Miraculously he was somehow able to provide for her – although they couldn't afford childcare, since her earning power was so low – and she produced three babies by the age of 30, as medically recommended. Then at thirtysomething, still the clever, ambitious woman of before but now with no work experience, no contacts and not much confidence – a side effect of staying at home – she is not very marketable and certainly not in the world she once aspired to. Not earning a great deal, she still can't afford much childcare so she hopes for flexi-time – something like hen's teeth for a working woman who isn't already established.
Ms Youngthing might rise above all these obstacles but then again, in a competitive world, she might not. It is difficult for a mother to go back to a competitive work environment without having established herself before having babies.
She is now of no more use than a 22-year-old but with less commitment and less time. Meanwhile, her younger sister of 24 is miserable that her responsible 26-year-old husband is not prepared to start a family for several years, until he can get on top of their student debts, get established in his stressful career and have just a little child-free fun while still young. So she can't have an early baby either. Again, she might rise above such handicaps or she might not.
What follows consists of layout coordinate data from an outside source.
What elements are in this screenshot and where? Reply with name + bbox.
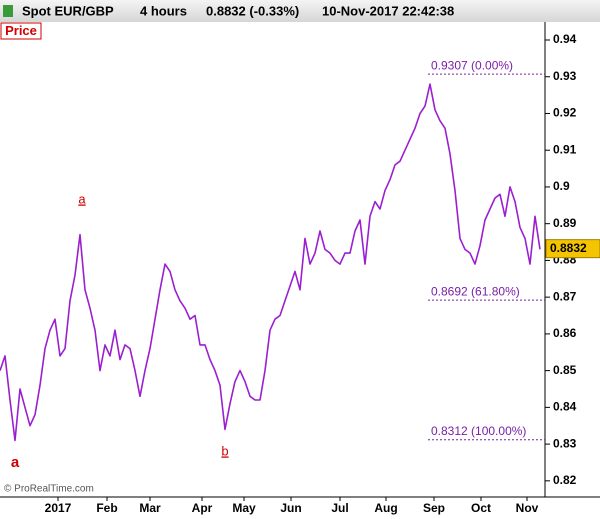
y-tick-label: 0.83 (553, 436, 577, 450)
y-tick-label: 0.9 (553, 179, 570, 193)
y-tick-label: 0.85 (553, 363, 577, 377)
instrument: Spot EUR/GBP (22, 3, 114, 18)
change: 0.8832 (-0.33%) (206, 3, 299, 18)
wave-label: a (11, 454, 20, 471)
x-tick-label: 2017 (45, 501, 72, 515)
y-tick-label: 0.84 (553, 400, 577, 414)
y-tick-label: 0.82 (553, 473, 577, 487)
x-tick-label: Jul (331, 501, 348, 515)
x-tick-label: Nov (516, 501, 539, 515)
x-tick-label: Sep (423, 501, 445, 515)
header-bar (0, 0, 600, 22)
y-tick-label: 0.92 (553, 106, 577, 120)
x-tick-label: Jun (280, 501, 301, 515)
header-icon (3, 5, 13, 17)
y-tick-label: 0.87 (553, 289, 577, 303)
x-tick-label: May (232, 501, 256, 515)
x-tick-label: Oct (471, 501, 491, 515)
fib-label: 0.8692 (61.80%) (431, 284, 520, 298)
price-line (0, 83, 541, 442)
interval: 4 hours (140, 3, 187, 18)
x-tick-label: Feb (96, 501, 117, 515)
y-tick-label: 0.93 (553, 69, 577, 83)
last-price-box (545, 239, 600, 259)
last-price-label: 0.8832 (550, 241, 587, 255)
y-tick-label: 0.89 (553, 216, 577, 230)
panel-label: Price (5, 23, 37, 38)
wave-label: b (221, 443, 228, 458)
panel-label-box (0, 22, 42, 40)
x-tick-label: Apr (192, 501, 213, 515)
y-tick-label: 0.86 (553, 326, 577, 340)
x-tick-label: Mar (139, 501, 161, 515)
copyright: © ProRealTime.com (4, 484, 94, 495)
fib-label: 0.9307 (0.00%) (431, 58, 513, 72)
y-tick-label: 0.91 (553, 142, 577, 156)
timestamp: 10-Nov-2017 22:42:38 (322, 3, 454, 18)
x-tick-label: Aug (374, 501, 397, 515)
fib-label: 0.8312 (100.00%) (431, 424, 526, 438)
y-tick-label: 0.94 (553, 32, 577, 46)
wave-label: a (78, 191, 86, 206)
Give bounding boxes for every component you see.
These uncertainties apply most harshly to the most ambitious and career-minded women. But to some degree they apply to most women, except to those whose jobs can really be taken up and put down very easily.
Life is full of countless imponderables which can't be wished away and the idea that we or our doctors or our government are in charge of planning our destinies is largely an illusion. On the other hand, if there is no right time to have a baby, perhaps there's no particularly wrong time either, assuming there is at least a father available. Happy Father's Day.